Сын Никиты Демидова Акинфий, заправлявший на всех невьянских заводах, подал на Василия Никитича доношения, обвиняя ретивого капитана от артиллерии в том, что тот выставил заставы и не пускает хлеб на его заводы. Татищев извет Акинфия опроверг уже в самом Вышнем суде при Сенате, предъявив указ сибирского генерал-губернатора о выставлении застав против восставших башкирцев. Ни о каком хлебе и речи не шло. Просто активность Василия Никитича на казённых заводах, рост добычи меди и огнеупорного камня на них, стремление Татищева основать завод вблизи демидовских заводов на Исети угрожали монополии Демидовых. Акинфий объявил настоящую войну Горному начальнику: его приказчики нагло увозили руду с государственных рудников, изгоняли из карьеров казённых мастеров, отнимали добытый ими камень. Дошло до того, что старосты демидовских слобод стали перехватывать курьеров, едущих из Берг-коллегии к Татищеву, и перехватывать их бумаги.
Всё это и всплыло на Вышнем суде, и даже высокие покровители Демидовых, Меншиков и генерал-адмирал Апраксин, не смогли их выгородить. Сенат приговорил Демидовых к штрафу в 30 тысяч рублей, полностью оправдав Татищева. Пётр I приговор Сената утвердил, отменив, однако, штраф в казну, но приказав Акинфию выплатить Василию Никитичу 6 тысяч рублей за оболгание честного имени.
— Интересно, каков-то сейчас Акинфий и как отнесётся он к моему нежданному возвращению! — насмешливо размышлял Василий Никитич, сидя в погожее августовское утро на корме широкой устойчивой барки. За бортом уже пенилась тёмная камская вода. На носу слышались весёлые голоса: как и 14 лет назад, Татищев взял с собой молодых горных инженеров и учеников.
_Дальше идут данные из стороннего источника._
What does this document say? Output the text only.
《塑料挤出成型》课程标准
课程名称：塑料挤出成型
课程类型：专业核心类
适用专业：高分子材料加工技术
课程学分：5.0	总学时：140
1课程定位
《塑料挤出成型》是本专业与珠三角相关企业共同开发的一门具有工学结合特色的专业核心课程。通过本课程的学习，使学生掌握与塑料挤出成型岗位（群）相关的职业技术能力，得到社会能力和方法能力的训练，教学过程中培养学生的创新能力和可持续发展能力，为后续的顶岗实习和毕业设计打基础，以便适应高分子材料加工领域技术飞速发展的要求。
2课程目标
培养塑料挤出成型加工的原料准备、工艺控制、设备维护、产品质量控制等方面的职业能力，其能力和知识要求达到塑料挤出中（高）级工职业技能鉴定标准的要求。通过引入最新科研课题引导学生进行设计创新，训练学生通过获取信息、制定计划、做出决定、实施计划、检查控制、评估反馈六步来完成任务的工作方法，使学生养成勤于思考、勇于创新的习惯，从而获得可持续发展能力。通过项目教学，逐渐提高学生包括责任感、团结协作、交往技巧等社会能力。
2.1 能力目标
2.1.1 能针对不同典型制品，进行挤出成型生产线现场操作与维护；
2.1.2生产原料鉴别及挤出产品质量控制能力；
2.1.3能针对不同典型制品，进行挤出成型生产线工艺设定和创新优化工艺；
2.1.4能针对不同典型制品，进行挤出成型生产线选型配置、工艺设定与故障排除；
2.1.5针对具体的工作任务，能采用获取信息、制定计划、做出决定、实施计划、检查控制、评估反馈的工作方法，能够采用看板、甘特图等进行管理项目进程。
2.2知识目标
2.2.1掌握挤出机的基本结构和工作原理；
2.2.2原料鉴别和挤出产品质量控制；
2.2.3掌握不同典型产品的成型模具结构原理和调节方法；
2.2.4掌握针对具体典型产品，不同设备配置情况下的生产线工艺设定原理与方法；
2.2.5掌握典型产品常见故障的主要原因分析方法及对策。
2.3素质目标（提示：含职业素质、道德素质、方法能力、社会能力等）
— Каков мачтовый лес, какой лес! — восхищался стоявший рядом с Татищевым советник адмиралтейской конторы Андрей Фёдорович Хрущов.
— Э, батенька! Тебе как адмиралтейцу в лесу лишь бы мачты видеть, а я вот думаю, сколько для уральского железа древесного угля потребно. Ведь ныне на Урале помимо одиннадцати казённых мануфактур у одних Демидовых четырнадцать, да и новые промышленники объявились: Воронцовы, Турчаниновы, Осокины! Дымит Урал!
— У Демидовых заводов боле казённых?! — удивился Хрущов.
— Оно так! Хотя преемник мой, Василий Иванович Геннин, и старался, но Акинфий его обогнал. И ежели мы новые руды не найдём и заводы при них не поставим, Бирон все государственные мануфактуры в свою приватную кампанию обратит. На тот предмет в Петербурге уже и комиссия создана! — Василий Никитич фыркнул сердито, но затем, оглядев мужественную фигуру адмиралтейца, рассмеялся: — Ну да и мы ныне не лыком шиты! Кем я был в семьсот двадцатом году? Простой капитан от артиллерии. А сейчас-то и чин генеральский, и команда отборная, да и по инструкции Горного начальника вручён мне надзор как за делами казённых заводов, так и партикулярных. Да и дело-то одно доброе делаем: куём железо для России. Думаю, не будет на сей раз у меня ссоры с Акинфием Демидовым.